Quibi, the short-form mobile content platform, is closing down after just six months, becoming the first big casualty of the streaming era. The company is expected to hold a conference call later today (October 23rd) to outline the decision to investors.
Reports emerged last month that the platform – founded by US media co-founder and former Disney executive Jeffrey Katzenberg – was considering various strategies after a spluttering start has resulted in a failure to meet subscriber targets.

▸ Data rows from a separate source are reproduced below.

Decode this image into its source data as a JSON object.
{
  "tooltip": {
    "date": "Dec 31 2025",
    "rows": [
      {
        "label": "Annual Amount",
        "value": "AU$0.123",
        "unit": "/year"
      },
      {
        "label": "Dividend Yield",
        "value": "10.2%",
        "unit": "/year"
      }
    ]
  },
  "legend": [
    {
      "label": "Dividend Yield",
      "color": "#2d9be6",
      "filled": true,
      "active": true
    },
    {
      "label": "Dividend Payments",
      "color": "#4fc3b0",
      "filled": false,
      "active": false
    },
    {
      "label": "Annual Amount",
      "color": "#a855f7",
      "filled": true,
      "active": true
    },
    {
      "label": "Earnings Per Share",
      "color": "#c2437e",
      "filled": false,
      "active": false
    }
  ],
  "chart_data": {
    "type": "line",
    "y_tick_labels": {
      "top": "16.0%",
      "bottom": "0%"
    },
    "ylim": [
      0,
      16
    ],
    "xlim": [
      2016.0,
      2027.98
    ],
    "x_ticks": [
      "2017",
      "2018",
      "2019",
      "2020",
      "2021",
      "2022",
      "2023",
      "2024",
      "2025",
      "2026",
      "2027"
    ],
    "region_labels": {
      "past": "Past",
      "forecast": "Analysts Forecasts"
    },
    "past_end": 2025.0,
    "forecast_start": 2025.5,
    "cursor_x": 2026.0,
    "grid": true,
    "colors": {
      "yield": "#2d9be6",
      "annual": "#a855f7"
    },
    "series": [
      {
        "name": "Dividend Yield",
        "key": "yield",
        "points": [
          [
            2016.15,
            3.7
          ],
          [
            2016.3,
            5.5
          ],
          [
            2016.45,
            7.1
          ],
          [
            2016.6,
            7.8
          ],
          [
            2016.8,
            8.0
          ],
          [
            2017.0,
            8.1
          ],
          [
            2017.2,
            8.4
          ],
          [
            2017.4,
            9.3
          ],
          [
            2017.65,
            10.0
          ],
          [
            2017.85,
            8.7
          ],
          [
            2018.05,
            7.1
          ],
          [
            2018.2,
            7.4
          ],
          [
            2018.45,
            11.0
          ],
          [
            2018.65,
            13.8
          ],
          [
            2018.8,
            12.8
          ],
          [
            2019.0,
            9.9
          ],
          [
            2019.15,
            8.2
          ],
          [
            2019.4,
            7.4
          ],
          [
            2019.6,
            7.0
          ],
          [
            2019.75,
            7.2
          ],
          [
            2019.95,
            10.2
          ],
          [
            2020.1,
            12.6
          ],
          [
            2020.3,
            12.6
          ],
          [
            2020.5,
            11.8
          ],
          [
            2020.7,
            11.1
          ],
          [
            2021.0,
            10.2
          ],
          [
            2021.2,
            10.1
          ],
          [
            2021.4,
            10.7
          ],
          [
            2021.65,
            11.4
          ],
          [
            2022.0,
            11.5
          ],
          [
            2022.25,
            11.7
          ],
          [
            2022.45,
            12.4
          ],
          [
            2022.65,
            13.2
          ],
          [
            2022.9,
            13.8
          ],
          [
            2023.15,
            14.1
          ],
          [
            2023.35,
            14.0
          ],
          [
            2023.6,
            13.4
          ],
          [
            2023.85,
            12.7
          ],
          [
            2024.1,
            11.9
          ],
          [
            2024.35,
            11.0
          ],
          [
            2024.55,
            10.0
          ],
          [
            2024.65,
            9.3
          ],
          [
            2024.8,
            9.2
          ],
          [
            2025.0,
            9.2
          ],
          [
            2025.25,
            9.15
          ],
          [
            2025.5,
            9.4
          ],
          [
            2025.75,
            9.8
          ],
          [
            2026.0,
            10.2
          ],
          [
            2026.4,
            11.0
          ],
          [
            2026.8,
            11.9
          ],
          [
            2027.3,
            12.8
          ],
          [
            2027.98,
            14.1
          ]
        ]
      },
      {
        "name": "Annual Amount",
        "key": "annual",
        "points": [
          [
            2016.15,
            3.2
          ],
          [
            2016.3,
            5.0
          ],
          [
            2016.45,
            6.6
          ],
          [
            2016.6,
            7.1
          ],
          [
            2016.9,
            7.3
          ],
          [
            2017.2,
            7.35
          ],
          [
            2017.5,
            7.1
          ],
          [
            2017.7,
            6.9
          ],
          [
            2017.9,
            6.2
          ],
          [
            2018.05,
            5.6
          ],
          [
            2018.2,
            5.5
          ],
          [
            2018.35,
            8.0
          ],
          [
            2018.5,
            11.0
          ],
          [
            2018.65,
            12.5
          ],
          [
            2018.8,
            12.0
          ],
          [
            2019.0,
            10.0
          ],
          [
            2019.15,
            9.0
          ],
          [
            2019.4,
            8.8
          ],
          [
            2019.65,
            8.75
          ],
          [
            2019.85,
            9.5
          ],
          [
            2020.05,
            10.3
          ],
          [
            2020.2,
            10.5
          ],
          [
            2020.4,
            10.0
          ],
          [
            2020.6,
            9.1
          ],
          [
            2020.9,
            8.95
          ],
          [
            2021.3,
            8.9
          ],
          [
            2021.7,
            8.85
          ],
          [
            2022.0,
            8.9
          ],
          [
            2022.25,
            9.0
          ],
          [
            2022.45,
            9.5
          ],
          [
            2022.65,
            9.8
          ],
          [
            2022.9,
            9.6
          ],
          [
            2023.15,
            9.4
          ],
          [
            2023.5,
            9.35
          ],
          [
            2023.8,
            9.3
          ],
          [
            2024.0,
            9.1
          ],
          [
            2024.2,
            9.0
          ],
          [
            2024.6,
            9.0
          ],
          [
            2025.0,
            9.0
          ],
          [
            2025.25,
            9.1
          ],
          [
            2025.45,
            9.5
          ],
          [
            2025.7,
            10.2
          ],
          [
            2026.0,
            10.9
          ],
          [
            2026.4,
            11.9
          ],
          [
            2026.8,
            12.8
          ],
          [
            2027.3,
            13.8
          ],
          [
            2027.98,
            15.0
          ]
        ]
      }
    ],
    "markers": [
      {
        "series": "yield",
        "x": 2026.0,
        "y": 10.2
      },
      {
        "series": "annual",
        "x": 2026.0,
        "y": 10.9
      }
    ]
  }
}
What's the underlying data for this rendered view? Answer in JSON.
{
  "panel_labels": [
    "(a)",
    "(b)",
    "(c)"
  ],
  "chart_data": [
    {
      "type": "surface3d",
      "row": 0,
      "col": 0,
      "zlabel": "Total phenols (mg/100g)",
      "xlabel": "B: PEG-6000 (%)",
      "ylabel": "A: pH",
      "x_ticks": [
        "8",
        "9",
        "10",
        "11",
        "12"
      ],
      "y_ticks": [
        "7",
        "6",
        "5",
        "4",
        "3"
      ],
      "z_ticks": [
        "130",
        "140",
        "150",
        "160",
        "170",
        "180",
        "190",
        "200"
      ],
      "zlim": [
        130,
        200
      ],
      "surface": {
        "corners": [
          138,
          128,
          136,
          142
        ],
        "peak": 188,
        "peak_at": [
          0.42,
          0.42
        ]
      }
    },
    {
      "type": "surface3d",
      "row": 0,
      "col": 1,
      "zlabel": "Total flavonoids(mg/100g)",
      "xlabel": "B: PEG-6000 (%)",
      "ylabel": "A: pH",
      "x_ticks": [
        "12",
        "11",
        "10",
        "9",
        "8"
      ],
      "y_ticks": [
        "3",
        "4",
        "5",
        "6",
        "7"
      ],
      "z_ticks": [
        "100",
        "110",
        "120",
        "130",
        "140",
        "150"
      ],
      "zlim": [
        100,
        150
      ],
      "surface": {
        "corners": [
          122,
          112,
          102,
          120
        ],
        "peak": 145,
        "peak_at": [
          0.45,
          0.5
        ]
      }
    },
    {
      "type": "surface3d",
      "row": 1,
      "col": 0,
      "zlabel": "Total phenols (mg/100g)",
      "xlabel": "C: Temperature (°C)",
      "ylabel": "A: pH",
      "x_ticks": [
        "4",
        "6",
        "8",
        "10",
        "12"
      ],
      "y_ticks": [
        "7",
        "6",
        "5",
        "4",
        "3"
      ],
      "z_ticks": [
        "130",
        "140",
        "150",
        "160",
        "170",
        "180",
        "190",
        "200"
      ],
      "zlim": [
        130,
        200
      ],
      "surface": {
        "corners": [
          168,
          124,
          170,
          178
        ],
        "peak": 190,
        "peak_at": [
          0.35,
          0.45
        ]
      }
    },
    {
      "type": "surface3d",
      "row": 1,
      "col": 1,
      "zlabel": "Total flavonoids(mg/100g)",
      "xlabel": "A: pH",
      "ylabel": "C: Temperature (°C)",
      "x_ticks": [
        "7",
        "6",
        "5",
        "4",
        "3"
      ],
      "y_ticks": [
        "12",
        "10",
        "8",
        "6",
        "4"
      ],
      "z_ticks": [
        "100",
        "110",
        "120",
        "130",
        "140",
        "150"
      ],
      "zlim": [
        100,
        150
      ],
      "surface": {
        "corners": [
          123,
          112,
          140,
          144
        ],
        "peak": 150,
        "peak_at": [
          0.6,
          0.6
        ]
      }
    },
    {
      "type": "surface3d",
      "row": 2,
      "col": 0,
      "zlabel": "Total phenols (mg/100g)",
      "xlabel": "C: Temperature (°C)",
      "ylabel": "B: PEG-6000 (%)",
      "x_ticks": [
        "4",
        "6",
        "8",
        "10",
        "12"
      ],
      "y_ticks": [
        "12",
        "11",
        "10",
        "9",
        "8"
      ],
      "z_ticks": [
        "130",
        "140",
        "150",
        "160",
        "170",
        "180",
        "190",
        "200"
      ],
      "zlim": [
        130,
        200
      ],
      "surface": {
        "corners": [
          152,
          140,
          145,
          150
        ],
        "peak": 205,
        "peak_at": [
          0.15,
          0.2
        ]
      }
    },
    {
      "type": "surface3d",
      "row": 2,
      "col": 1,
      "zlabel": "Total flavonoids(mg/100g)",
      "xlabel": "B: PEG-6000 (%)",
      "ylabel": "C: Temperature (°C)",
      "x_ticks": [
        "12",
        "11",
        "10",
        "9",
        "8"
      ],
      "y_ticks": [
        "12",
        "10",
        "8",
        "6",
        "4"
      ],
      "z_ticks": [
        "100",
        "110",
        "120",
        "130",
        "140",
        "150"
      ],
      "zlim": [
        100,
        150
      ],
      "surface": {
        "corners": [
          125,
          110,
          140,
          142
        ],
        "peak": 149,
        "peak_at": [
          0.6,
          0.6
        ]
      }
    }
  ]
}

A sale had been on the table, but Apple, WarnerMedia, and Facebook are all said to have declined.
Co-founder Meg Whitman, former CEO of HP, commented: “While we have enough capital to continue operating for a significant period of time, we made the difficult decision to wind down the business, return cash to our shareholders, and say goodbye to our talented colleagues with grace.”
Reports say Quibi is planning to return to investors the remaining $350 million of the $1.75 billion it had raised.
That capital had come from investors including Alibaba, Disney, Viacom, all the big Hollywood studios, Liberty Global, Goldman Sachs, JPMorgan and the Walton family, the founders of Walmart.
The company spent hundreds of millions of dollars to enlist top directors such as Steven Spielberg, as to make “movie-quality” scripted shows and documentaries, daily news and sports. The service was free for 90 days, before charging $8 a month, or $5 a month with advertisements.
Investors had hoped Quibi could secure about 20 million subscribers over five years and generate $2 billion in revenue, with roughly a third coming from advertising.
Quibi (‘Quick Bites’) specialised in offering short form content (no video is longer than 10 minutes) to be consumed on the go via mobile screens. With millions stuck at home, Katzenberg has gone on record several times blaming the pandemic for the failure of Quibi.
Others, including, Advanced Television, saw it as deeply flawed concept from the outset.